In December 1989, I was admitted to hospital where Ob/gyn #2, noting “diffuse endometriosis,” excised adhesions in my bladder, rectum, uterosacral ligaments, fallopian tubes and ovaries.
I recovered well and never again suffered debilitating menstrual cramps. During the single post-operative appointment, the doctor “screened” for me a video of the procedure. His triumphant smile stands as my lasting impression of him.
Nearly three decades after my surgery, I was thrilled to discover that an internationally renowned endometriosis expert was to deliver a lecture in Halifax. I re-arranged my schedule to attend.
Having arrived early, I introduced myself to her as a former sufferer of the disease and shared a bit about the physician who’d successfully treated me and the solace I’d found in his African fertility dolls. She looked shaken and quickly said that her research was “more scientific.”
Indeed. In a PowerPoint presentation, the speaker reeled off a stream of mind-numbing statistics about the genetic testing she was conducting on women who’ve undergone treatment for endometriosis.

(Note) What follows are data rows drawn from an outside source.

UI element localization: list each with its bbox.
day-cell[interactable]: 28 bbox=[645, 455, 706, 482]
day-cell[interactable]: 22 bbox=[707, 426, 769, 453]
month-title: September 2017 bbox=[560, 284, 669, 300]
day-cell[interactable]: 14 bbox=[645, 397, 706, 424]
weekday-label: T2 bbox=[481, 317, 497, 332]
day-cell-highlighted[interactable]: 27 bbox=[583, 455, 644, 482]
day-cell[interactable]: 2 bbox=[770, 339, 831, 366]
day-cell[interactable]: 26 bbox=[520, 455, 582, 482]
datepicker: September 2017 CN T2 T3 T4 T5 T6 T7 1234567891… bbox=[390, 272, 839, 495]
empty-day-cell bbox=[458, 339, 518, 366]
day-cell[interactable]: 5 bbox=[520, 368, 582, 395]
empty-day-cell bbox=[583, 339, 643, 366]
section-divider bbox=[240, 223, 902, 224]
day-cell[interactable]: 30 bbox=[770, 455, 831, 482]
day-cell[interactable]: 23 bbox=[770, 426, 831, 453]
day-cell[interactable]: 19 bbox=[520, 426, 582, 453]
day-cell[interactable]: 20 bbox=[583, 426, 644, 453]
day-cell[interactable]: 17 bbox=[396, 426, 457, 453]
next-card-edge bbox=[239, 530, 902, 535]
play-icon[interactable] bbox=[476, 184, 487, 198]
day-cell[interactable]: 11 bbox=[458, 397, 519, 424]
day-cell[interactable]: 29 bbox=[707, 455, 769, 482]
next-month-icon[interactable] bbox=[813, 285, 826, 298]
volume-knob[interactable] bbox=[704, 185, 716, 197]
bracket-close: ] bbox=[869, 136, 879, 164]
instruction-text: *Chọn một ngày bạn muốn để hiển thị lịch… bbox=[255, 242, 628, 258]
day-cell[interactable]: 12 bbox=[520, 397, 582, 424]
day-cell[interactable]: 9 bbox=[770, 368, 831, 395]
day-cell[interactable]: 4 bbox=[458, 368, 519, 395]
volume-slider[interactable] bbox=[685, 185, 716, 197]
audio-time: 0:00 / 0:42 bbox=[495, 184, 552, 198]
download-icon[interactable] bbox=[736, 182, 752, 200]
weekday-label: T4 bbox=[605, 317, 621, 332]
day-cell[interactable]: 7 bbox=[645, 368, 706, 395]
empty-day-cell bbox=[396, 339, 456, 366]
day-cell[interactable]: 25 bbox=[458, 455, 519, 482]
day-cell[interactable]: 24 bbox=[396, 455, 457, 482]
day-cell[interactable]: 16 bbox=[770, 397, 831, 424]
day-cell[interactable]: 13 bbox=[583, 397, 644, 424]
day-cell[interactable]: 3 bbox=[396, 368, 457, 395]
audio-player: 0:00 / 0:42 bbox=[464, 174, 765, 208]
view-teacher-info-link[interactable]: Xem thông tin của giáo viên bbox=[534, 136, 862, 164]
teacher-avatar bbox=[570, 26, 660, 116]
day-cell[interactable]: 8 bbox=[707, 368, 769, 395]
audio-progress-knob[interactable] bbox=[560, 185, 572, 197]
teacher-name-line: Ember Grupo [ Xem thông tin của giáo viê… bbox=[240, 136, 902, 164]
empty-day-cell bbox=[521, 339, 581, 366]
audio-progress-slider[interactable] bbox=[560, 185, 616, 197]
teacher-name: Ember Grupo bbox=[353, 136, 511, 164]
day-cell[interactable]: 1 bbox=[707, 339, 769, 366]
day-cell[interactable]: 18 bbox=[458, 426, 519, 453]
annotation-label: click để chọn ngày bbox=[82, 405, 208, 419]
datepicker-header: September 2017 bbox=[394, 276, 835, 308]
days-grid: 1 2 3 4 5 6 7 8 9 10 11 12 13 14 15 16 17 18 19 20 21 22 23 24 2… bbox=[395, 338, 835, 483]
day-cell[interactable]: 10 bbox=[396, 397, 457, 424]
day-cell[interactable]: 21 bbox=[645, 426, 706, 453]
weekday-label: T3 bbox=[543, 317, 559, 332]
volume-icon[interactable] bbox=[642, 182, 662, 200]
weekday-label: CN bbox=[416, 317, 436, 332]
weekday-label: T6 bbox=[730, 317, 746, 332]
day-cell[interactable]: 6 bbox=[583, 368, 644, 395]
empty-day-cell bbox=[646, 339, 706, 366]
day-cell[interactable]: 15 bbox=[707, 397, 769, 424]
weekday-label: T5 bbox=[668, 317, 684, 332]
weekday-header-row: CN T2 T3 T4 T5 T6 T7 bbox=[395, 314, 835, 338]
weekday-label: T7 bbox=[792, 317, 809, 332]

She further noted that the study included “several hundred women of European ancestry.” “We wanted to avoid genetic variations in the research group,” she said, with a sheepish glance toward me, the only Black person in the room of about thirty.
As a counter, I hummed to myself the gospel tune “Climbing Higher Mountains” (as belted out by Aretha Franklin): “I’m going up the rough side of the mountain, trying to get home.”
Before my departure, I also claimed my voice by telling the group about the pivotal role Black women health care providers had played in my endometriosis victory. For in the absence of their compassionate care, concern, and action, I might not have ever connected with the other healers who, in turn, eradicated my pain.
Packing up her PowerPoint paraphernalia, the lecturer smiled (wanly) after my remarks. She then suggested that I Google her “to keep in touch,” and walked out the door.
Interestingly, I’d noticed, while speaking, the widening eyes of several women who quickly gathered around me after “Ms. Genetic Testing” left. Turns out they were mental health practitioners who’d attended the presentation hoping to learn more about the psychological impact of menstrual pain to better support their clients.
Noting the inspiration they’d found in my comments, they echoed my thoughts about the need for more health care providers of colour in Nova Scotia. They also pledged to become even stronger advocates for the women they counselled.
As it happened, the lecture by the big-time researcher from abroad was held in a board room at the IWK Health Centre. Again, I cheer media reports about the facility’s forthcoming clinic. March is endometriosis awareness month.
And another thing. Nearly 50 years after upchucking a dose of Tetracycline, I’ve never been diagnosed with gonorrhoea or any other STD. Booyah!
The author of Alice Walker: A Life, Evelyn C. White is a freelance writer in Halifax.